Lithium toxicity has been reported in patients receiving lithium concomitantly with drugs, which cause elimination of sodium, including ACE inhibitors. Lithium toxicity was usually reversible upon discontinuation of lithium and the ACE inhibitor. Monitor serum lithium levels during concurrent use.
Nitritoid reactions (symptoms include facial flushing, nausea, vomiting and hypotension) have been reported rarely in patients on therapy with injectable gold (sodium aurothiomalate) and concomitant ACE inhibitor therapy including lisinopril tablets.
Patients taking concomitant mTOR inhibitor (e.g., temsirolimus, sirolimus, everolimus) therapy may be at increased risk for angioedema [see Warnings and Precautions (5.2)] .
Lisinopril tablets can cause fetal harm when administered to a pregnant woman. Use of drugs that act on the renin-angiotensin system during the second and third trimesters of pregnancy reduces fetal renal function and increases fetal and neonatal morbidity and death. Most epidemiologic studies examining fetal abnormalities after exposure to antihypertensive use in the first trimester have not distinguished drugs affecting the renin-angiotensin system from other antihypertensive agents. When pregnancy is detected, discontinue lisinopril tablets as soon as possible.
The estimated background risk of major birth defects and miscarriage for the indicated population(s) are unknown. In the general U.S. population, the estimated background risk of major birth defects and miscarriage in clinically recognized pregnancies is 2% to 4% and 15% to 20%, respectively.
Hypertension in pregnancy increases the maternal risk for pre-eclampsia, gestational diabetes, premature delivery, and delivery complications (e.g., need for cesarean section, and post-partum hemorrhage). Hypertension increases the fetal risk for intrauterine growth restriction and intrauterine death. Pregnant women with hypertension should be carefully monitored and managed accordingly.
Oligohydramnios in pregnant women who use drugs affecting the renin-angiotensin system in the second and third trimesters of pregnancy can result in the following: reduced fetal renal function leading to anuria and renal failure, fetal lung hypoplasia and skeletal deformations, including skull hypoplasia, hypotension, and death.In the unusual case that there is no appropriate alternative to therapy with drugs affecting the renin-angiotensin system for a particular patient, apprise the mother of the potential risk to the fetus.
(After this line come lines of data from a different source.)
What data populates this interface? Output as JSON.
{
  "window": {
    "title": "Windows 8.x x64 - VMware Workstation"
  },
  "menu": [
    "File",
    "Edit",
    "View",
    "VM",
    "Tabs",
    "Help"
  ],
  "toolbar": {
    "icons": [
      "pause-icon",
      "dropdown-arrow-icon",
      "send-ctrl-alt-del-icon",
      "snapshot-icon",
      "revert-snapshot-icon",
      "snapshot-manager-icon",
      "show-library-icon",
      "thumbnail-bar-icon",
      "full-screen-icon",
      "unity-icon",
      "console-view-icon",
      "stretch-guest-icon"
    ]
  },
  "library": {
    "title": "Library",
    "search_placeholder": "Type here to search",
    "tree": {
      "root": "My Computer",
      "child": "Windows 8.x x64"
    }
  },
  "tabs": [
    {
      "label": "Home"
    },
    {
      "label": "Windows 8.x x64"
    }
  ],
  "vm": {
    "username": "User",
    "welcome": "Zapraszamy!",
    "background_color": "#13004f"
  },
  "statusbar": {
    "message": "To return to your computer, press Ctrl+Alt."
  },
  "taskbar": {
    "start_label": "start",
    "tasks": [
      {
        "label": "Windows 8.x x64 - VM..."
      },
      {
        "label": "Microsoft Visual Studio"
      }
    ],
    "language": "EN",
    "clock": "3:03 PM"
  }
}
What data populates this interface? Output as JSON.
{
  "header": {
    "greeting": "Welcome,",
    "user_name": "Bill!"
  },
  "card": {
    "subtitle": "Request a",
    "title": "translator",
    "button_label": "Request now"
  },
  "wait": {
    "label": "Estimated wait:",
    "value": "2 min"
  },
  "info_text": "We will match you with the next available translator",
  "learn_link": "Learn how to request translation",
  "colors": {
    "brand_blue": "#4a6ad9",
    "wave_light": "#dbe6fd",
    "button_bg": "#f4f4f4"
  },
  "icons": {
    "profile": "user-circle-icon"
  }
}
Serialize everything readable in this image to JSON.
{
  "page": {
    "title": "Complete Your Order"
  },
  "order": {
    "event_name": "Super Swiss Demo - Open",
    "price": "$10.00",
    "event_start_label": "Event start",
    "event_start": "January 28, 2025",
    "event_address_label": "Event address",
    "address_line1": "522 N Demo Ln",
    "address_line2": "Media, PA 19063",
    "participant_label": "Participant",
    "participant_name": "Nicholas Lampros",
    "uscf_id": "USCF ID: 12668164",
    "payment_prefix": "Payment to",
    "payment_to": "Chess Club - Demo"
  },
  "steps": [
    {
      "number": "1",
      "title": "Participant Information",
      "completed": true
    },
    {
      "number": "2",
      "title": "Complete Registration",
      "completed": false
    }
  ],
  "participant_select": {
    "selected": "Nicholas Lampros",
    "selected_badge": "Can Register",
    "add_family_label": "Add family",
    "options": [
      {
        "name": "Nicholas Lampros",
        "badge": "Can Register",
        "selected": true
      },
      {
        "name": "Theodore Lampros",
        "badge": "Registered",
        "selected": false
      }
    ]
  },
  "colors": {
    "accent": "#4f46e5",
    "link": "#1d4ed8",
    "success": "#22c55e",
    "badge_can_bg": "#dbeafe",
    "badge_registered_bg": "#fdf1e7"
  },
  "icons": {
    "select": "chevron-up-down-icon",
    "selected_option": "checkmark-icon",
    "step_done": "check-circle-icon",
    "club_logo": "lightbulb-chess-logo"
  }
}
Perform serial ultrasound examinations to assess the intra-amniotic environment. Fetal testing may be appropriate, based on the week of pregnancy. Patients and physicians should be aware, however, that oligohydramnios may not appear until after the fetus has sustained irreversible injury. Closely observe infants with histories of in utero exposure to lisinopril for hypotension, oliguria, and hyperkalemia. If oliguria or hypotension occur in neonates with a history of in utero exposure to lisinopril, support blood pressure and renal perfusion. Exchange transfusions or dialysis may be required as a means of reversing hypotension and substituting for disordered renal function.